Presentation on theme: "Thesis, Outline and Annotative Bibliography. Rules for Writing a Thesis Statement 1.It must be a complete sentence. 2.It can NOT be a questions 3.It should."— Presentation transcript:
Rules for Writing a Thesis Statement 1.It must be a complete sentence. 2.It can NOT be a questions 3.It should be provable with facts, anecdotes, stories, etc. 4.It needs to present you and your ideas. 5.Do NOT generalize. 6.Do NOT use first or second person pronouns. 7.Do NOT use clichés. ex: The best things since sliced bread.
Step 1- Formulate your thesis. Your thesis is a formal, exact statement of what your paper will be about. It will most likely evolve as you consider the information you have. Think about what you are trying to present and emphasize in your paper.
Examples of Thesis Statements TOPIC: The Battle of Gettysburg THESIS: The Battle of Gettysburg changed the momentum of the Civil War. TOPIC: Mike Piazza THESIS: With his leadership skills, offensive output, and work ethic, Mike Piazza excels as the best Major League catcher in the history of baseball.
Step 2- Develop your outline. An outline is important because you will organize the notes from your sources based on the ideas in the working outline. The outline will map the body paragraphs of your paper. The introduction and conclusion will NOT be part of the outline.

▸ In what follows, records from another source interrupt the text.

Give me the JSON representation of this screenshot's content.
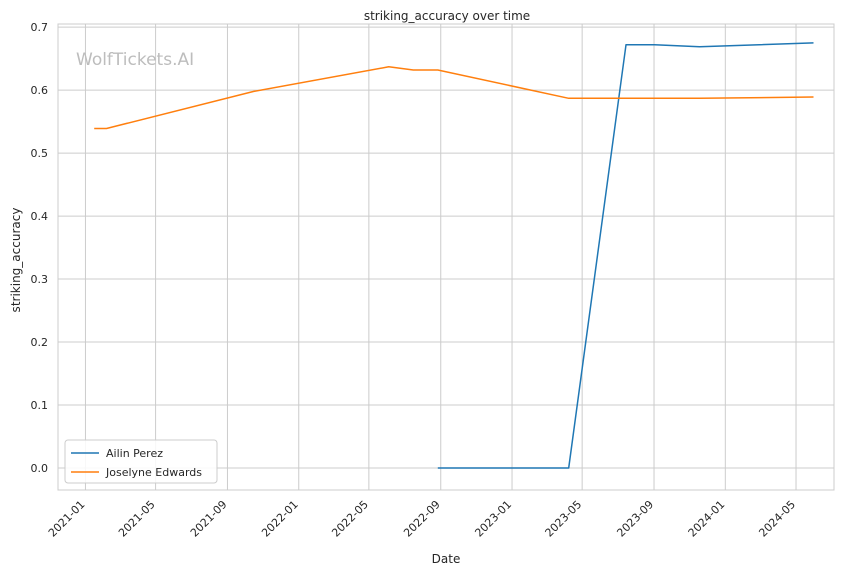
{
  "chart_data": {
    "type": "line",
    "title": "striking_accuracy over time",
    "xlabel": "Date",
    "ylabel": "striking_accuracy",
    "watermark": "WolfTickets.AI",
    "xlim": [
      "2020-11-15",
      "2024-07-05"
    ],
    "ylim": [
      -0.035,
      0.705
    ],
    "x_ticks": [
      "2021-01",
      "2021-05",
      "2021-09",
      "2022-01",
      "2022-05",
      "2022-09",
      "2023-01",
      "2023-05",
      "2023-09",
      "2024-01",
      "2024-05"
    ],
    "y_ticks": [
      0.0,
      0.1,
      0.2,
      0.3,
      0.4,
      0.5,
      0.6,
      0.7
    ],
    "y_tick_labels": [
      "0.0",
      "0.1",
      "0.2",
      "0.3",
      "0.4",
      "0.5",
      "0.6",
      "0.7"
    ],
    "grid": true,
    "legend_position": "lower-left",
    "series": [
      {
        "name": "Ailin Perez",
        "color": "#1f77b4",
        "points": [
          {
            "x": "2022-08-27",
            "y": 0.0
          },
          {
            "x": "2023-04-08",
            "y": 0.0
          },
          {
            "x": "2023-07-15",
            "y": 0.672
          },
          {
            "x": "2023-09-02",
            "y": 0.672
          },
          {
            "x": "2023-11-18",
            "y": 0.669
          },
          {
            "x": "2024-05-31",
            "y": 0.675
          }
        ]
      },
      {
        "name": "Joselyne Edwards",
        "color": "#ff7f0e",
        "points": [
          {
            "x": "2021-01-16",
            "y": 0.539
          },
          {
            "x": "2021-02-06",
            "y": 0.539
          },
          {
            "x": "2021-10-16",
            "y": 0.598
          },
          {
            "x": "2022-06-04",
            "y": 0.637
          },
          {
            "x": "2022-07-16",
            "y": 0.632
          },
          {
            "x": "2022-08-27",
            "y": 0.632
          },
          {
            "x": "2023-04-08",
            "y": 0.587
          },
          {
            "x": "2023-07-15",
            "y": 0.587
          },
          {
            "x": "2023-09-02",
            "y": 0.587
          },
          {
            "x": "2023-11-18",
            "y": 0.587
          },
          {
            "x": "2024-05-31",
            "y": 0.589
          }
        ]
      }
    ]
  }
}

Model Outline (Double space all) Thesis: [last sentence of introduction] I. First point A. Supporting information to developor expand on the point 1. Fact to develop A 2. Fact to develop B B. Supporting Information 1. Fact to develop A 2. Fact to develop B II. Second Point
Annotative Bibliography An annotated bibliography is a list of citations to books, articles, and documents. Each citation is followed by a brief descriptive and evaluative paragraph, the annotation. The purpose of the annotation is to inform the reader of the relevance, accuracy, and quality of the sources cited.
Annotation Answers 1.What is the main subject of the source? 2.Who is the main audience for the source? 3.Give a brief summary of the information. 4.What special features can you point out about this source? Examples would be photographs, charts/tables of data, link to relate source, etc.

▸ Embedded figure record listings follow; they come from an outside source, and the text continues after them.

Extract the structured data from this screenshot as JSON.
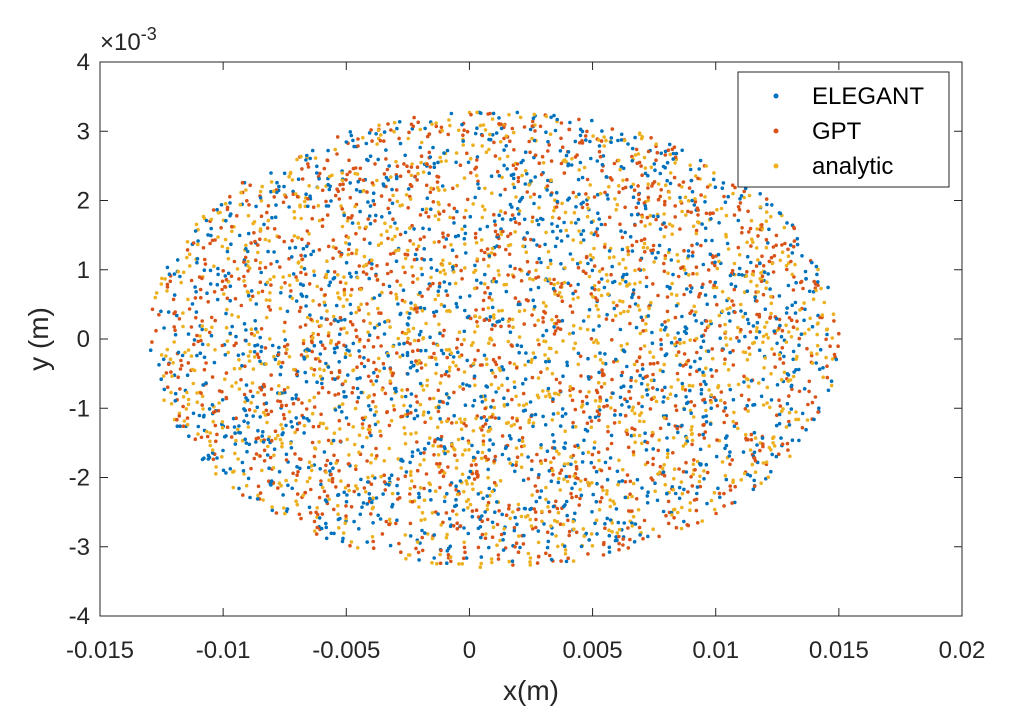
{
  "chart_data": {
    "type": "scatter",
    "title": "",
    "xlabel": "x(m)",
    "ylabel": "y (m)",
    "xlim": [
      -0.015,
      0.02
    ],
    "ylim": [
      -4,
      4
    ],
    "y_exponent_label": "×10",
    "y_exponent_power": "-3",
    "x_ticks": [
      -0.015,
      -0.01,
      -0.005,
      0,
      0.005,
      0.01,
      0.015,
      0.02
    ],
    "x_tick_labels": [
      "-0.015",
      "-0.01",
      "-0.005",
      "0",
      "0.005",
      "0.01",
      "0.015",
      "0.02"
    ],
    "y_ticks": [
      -4,
      -3,
      -2,
      -1,
      0,
      1,
      2,
      3,
      4
    ],
    "y_tick_labels": [
      "-4",
      "-3",
      "-2",
      "-1",
      "0",
      "1",
      "2",
      "3",
      "4"
    ],
    "grid": false,
    "legend_position": "top-right",
    "point_distribution": {
      "shape": "ellipse",
      "center_x": 0.001,
      "center_y": 0,
      "half_width_x": 0.014,
      "half_height_y": 3.3,
      "points_per_series": 1500
    },
    "series": [
      {
        "name": "ELEGANT",
        "color": "#0072BD"
      },
      {
        "name": "GPT",
        "color": "#D95319"
      },
      {
        "name": "analytic",
        "color": "#EDB120"
      }
    ]
  }
}
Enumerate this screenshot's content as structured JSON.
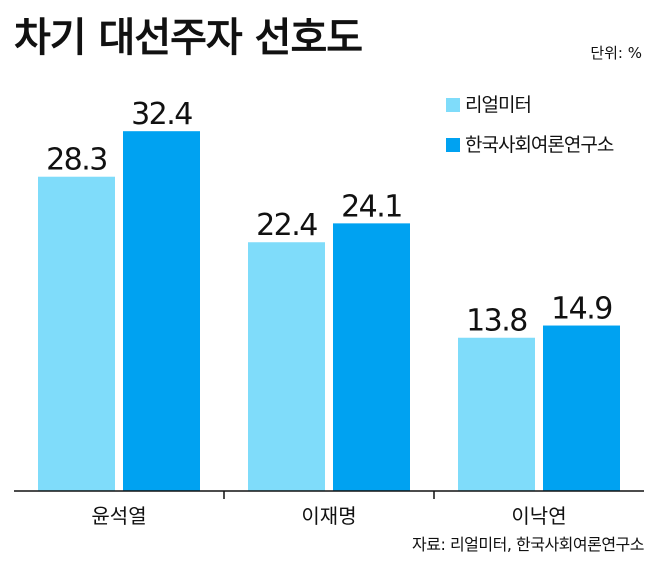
{
  "title": "차기 대선주자 선호도",
  "unit": "단위: %",
  "source": "자료: 리얼미터, 한국사회여론연구소",
  "colors": {
    "series_1": "#7fdcfa",
    "series_2": "#00a2f1",
    "axis": "#111111",
    "label": "#111111"
  },
  "chart_data": {
    "type": "bar",
    "categories": [
      "윤석열",
      "이재명",
      "이낙연"
    ],
    "series": [
      {
        "name": "리얼미터",
        "values": [
          28.3,
          22.4,
          13.8
        ]
      },
      {
        "name": "한국사회여론연구소",
        "values": [
          32.4,
          24.1,
          14.9
        ]
      }
    ],
    "ylim": [
      0,
      38
    ],
    "grid": false,
    "legend_position": "top-right"
  }
}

Annotative Bibliography Example Waite, Linda J., Frances Kobrin Goldscheider, and Christina Witsberger. "Nonfamily Living and the Erosion of Traditional Family Orientations Among Young Adults." American Sociological Review 51.4 (1986): 541-554. Print. The authors, researchers at the Rand Corporation and Brown University, use data from the National Longitudinal Surveys of Young Women and Young Men to test their hypothesis that nonfamily living by young adults alters their attitudes, values, plans, and expectations, moving them away from their belief in traditional sex roles. They find their hypothesis strongly supported in young females, while the effects were fewer in studies of young males. Increasing the time away from parents before marrying increased individualism, self-sufficiency, and changes in attitudes about families. In contrast, an earlier study by Williams cited below shows no significant gender differences in sex role attitudes as a result of nonfamily living.
Another Example Lamott, Anne. Bird by Bird: Some Instructions on Writing and Life. New York: Anchor Books, 1995. Print. Lamott's book offers honest advice on the nature of a writing life, complete with its insecurities and failures. Taking a humorous approach to the realities of being a writer, the chapters in Lamott's book are wry and anecdotal and offer advice on everything from plot development to jealousy, from perfectionism to struggling with one's own internal critic. In the process, Lamott includes writing exercises designed to be both productive and fun.